Korea’s demilitarized zone (DMZ) is known for barbed wire fences, guard posts and minefields; not tourism. However, in the 66 years since it was erected, this buffer between rival countries (North and South Korea) has unintentionally become a photogenic, 240km long safe haven for animals.
Only problem is, two heavily armed militaries sit 4.5km in either direction, and it’s off-limits to visitors. That is, it was, until last week.
As Vice Asia yesterday reported, “For the first time since it was established in 1953, that DMZ is being opened up to the public for a series of picturesque hiking trails along the volatile frontline.”
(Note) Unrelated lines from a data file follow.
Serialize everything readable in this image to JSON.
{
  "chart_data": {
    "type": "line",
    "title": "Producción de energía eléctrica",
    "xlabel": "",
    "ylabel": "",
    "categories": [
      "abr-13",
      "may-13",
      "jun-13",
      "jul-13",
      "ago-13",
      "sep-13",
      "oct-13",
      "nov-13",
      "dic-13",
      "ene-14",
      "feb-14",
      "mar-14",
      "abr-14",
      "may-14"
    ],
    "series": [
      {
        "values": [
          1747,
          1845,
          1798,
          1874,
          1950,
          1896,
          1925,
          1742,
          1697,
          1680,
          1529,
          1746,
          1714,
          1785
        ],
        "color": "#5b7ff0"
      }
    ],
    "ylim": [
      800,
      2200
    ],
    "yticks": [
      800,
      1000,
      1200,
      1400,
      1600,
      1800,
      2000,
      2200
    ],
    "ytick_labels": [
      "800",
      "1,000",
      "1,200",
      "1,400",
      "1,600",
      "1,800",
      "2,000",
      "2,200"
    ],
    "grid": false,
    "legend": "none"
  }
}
Their information comes from the Korea Herald, which reported last Tuesday on the United Nations Command (UNC)’s decision to approve the opening of the DMZ for ‘peace trails’ in Goseong (a town on the east coast border), Cheorwon (a county in the Gangwon Province) and Pajut (a city in the Gyeonggi Province).
Gen. Robert Abrams, who leads the UNC, said in a press release that the Korean military has worked hard “to ensure the success (of this project)… while assuring visitors their safety remains paramount.”
The hike also has symbolic significance, with the April 27th opening coinciding with the first anniversary of the Panmunjom Treaty signed by President Moon Jae-in and North Korean leader Kim Jong-un in 2018.
As reported by UPI, the first hikers—a group of 20 South Korean civilians—set off over the weekend to experience the “long-forbidden” zone, reportedly experiencing “mixed emotions” while walking along the barbed-wire fences and “marvelling at the wonderful scenery.”
While only Koreans have been so far, the Seoul government hopes to give visitors of all nationalities the chance to learn from Korea’s “pain of division” as well as enjoy the world’s most unlikely wildlife sanctuary, which now stands heads and shoulders above anything in North or South Korea.
As The Guardian reports, the DMZ is replete with “red-crowned cranes… white-naped cranes…100 species of fish, perhaps 45 types of amphibians and reptiles and over 1,000 different insect species,” as well as “over 1,600 types of vascular plants and more than 300 species of mushrooms, fungi and lichen.”
And that’s not to mention the rare mammals like Asiatic black bear, musk deer, spotted seals and even tigers (believed extinct on the peninsula since before Japanese occupation), which are rumoured to have made a resurgence as well.
If this strikes your fancy, “The tour will take place twice a day, six days a week, with the maximum number of people allowed for the walking route being set at 20 at one time and the vehicle tour at 80,” The Korea Herald reports.